しかし、不特定多数で同じアカウントを使い回している場合、そのアカウント名=この人、という紐付けのし方をできないため、アカウント名までは追えても誰の履歴なのかを追うことができないのです。

アカウント使い回しのリスク

少人数であれば、その中で「この作業誰がやったの?」と確認すれば分かりますが、不特定多数になってくるとそうもいかないでしょう。

そのため、アカウントは極力人1人に対して1アカウントとした方が望ましいのです。

メールアカウント情報が不特定多数に知れ渡ってしまった場合の対策

パスワードを一旦リセットしてしまう

私の会社では現在はメールソフトを使用しているため、使用者には負担が掛かりますが、まずは一旦パスワードリセットしてしまいましょう。

そうすれば、退職者はログインすることができなくなり、新しいメールを受信できなくなります。ただ、上述の通り、私の会社では業務に私物デバイスを好き放題使われているので、個人スマホや PCで既にPOP受信しているメールは、もうどうにもできませんが・・・

その後は、使用者にパスワードを展開するのか、パスワードを展開せずに個別に情シスがデバイス1台1台メールソフトに設定していくのかは任意ですが、芋づる式にパスワードが漏れいてくのを防ぐという意味では後者の方がいいかもしれません。情シス担当者は大変ですけどね。

メールアドレスをメーリングリスト化する

次のステップとして、info@のような共有のメールアドレスは、アカウントとして扱うのではなくメーリングリストとして運用するのが一般的です。
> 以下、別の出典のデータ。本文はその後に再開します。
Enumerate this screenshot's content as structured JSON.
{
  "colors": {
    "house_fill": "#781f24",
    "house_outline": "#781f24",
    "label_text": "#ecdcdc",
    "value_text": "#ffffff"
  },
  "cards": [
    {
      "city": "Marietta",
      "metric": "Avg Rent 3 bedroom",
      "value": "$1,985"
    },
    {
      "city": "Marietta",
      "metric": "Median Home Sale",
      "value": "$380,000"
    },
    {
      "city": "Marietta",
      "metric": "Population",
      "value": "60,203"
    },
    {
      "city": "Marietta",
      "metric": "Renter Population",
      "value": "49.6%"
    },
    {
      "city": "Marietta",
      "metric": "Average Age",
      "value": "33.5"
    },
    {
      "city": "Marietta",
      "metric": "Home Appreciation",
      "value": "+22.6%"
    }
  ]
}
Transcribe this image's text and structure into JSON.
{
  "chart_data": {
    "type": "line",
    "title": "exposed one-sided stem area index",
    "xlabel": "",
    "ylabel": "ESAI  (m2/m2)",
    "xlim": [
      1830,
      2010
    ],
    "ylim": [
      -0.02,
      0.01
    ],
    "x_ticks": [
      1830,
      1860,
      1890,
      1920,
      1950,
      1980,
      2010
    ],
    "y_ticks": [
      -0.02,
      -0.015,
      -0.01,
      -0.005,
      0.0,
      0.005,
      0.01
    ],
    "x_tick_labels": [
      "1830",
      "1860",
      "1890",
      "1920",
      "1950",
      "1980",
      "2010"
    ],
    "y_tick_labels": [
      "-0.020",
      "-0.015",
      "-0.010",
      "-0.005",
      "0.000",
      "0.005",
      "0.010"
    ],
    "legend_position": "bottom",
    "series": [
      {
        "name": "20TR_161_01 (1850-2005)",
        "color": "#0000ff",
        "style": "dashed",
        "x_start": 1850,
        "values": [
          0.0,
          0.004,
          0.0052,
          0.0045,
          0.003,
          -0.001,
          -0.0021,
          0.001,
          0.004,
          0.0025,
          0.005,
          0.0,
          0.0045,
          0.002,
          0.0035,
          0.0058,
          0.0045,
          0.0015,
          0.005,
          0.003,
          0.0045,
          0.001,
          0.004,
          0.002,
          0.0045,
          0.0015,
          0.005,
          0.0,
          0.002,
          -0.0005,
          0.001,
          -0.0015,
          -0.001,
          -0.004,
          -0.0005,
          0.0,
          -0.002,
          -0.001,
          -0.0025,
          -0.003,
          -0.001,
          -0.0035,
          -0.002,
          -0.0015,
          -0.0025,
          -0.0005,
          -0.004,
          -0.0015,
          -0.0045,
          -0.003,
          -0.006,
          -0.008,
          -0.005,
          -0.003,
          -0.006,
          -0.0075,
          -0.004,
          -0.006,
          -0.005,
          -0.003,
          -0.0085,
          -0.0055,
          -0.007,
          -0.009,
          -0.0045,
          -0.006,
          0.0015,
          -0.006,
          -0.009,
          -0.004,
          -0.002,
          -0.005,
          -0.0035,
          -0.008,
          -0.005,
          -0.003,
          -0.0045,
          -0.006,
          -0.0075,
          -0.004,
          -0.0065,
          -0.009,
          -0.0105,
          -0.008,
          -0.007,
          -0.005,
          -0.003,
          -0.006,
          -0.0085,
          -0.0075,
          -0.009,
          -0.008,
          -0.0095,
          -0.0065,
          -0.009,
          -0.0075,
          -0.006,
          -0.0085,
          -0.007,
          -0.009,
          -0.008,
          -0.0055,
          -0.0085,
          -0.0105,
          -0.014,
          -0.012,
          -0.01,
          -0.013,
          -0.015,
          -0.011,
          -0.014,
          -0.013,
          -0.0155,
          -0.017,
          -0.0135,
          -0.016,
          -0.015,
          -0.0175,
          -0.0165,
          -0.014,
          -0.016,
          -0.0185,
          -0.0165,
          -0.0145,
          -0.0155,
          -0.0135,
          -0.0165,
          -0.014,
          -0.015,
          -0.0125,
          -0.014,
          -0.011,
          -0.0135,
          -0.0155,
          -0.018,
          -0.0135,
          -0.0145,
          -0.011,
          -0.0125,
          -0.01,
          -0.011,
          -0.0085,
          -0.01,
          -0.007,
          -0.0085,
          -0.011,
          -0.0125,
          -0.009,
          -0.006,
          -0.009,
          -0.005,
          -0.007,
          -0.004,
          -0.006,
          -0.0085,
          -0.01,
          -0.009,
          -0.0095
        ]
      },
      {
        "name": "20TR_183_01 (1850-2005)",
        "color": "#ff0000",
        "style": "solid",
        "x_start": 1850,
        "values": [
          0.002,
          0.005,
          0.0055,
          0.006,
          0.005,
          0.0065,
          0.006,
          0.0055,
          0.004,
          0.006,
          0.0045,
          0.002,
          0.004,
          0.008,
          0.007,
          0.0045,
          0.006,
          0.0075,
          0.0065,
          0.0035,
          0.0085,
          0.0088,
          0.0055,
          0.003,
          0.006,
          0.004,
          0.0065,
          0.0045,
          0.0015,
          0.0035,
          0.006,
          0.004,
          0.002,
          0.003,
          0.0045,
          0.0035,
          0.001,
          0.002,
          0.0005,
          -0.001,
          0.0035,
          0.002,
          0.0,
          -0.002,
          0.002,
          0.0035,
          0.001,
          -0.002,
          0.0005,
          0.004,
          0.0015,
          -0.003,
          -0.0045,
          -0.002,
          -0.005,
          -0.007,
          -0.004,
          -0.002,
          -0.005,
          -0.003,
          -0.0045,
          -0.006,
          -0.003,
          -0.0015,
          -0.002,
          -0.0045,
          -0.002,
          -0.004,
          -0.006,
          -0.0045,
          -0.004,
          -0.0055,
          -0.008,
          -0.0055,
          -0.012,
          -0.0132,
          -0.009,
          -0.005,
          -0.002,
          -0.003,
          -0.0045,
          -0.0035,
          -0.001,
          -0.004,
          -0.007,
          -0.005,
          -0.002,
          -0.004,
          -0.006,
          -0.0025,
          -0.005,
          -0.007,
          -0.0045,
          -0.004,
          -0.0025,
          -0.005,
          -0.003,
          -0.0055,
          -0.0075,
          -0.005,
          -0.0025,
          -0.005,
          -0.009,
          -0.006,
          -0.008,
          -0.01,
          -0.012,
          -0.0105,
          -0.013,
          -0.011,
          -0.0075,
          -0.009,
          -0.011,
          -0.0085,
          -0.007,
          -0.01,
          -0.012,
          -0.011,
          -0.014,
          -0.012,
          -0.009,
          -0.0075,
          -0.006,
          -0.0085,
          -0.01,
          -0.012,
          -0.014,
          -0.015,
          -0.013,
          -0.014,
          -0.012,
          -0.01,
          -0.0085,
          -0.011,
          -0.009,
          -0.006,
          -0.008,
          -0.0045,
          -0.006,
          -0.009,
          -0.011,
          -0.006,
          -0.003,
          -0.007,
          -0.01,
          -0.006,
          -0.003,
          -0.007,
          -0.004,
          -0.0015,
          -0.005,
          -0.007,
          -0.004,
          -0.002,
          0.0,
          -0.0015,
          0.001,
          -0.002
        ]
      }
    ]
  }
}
そうすることで、まずデバイスのメールソフトに対して1台1台アカウントの設定をする必要もありませんし、人の入れ替わりの際には、メーリングリストのメンバーさえきちんとメンテナンスをしていれば、セキュリティも担保することができます。

私がいる会社で使用しているメールサーバはしょぼ過ぎて、機能としてメーリングリストを使える数が限られていたため、今回は全てをメーリングリスト化することはできませんでしたが・・・

運用コストが高過ぎるメールサーバのお話

まとめ

アカウントのログイン情報を、複数人で使いまわす運用は、セキュリティ上あまり良くないです。

とはいえ業務の都合上、止むを得ず使い回しが必要になる場合は、きちんと運用方法を取り決め、管理を徹底するようにしましょう。

アカウント管理がずさんであると、セキュリティホールになり情報漏洩に繋がる一要因となります。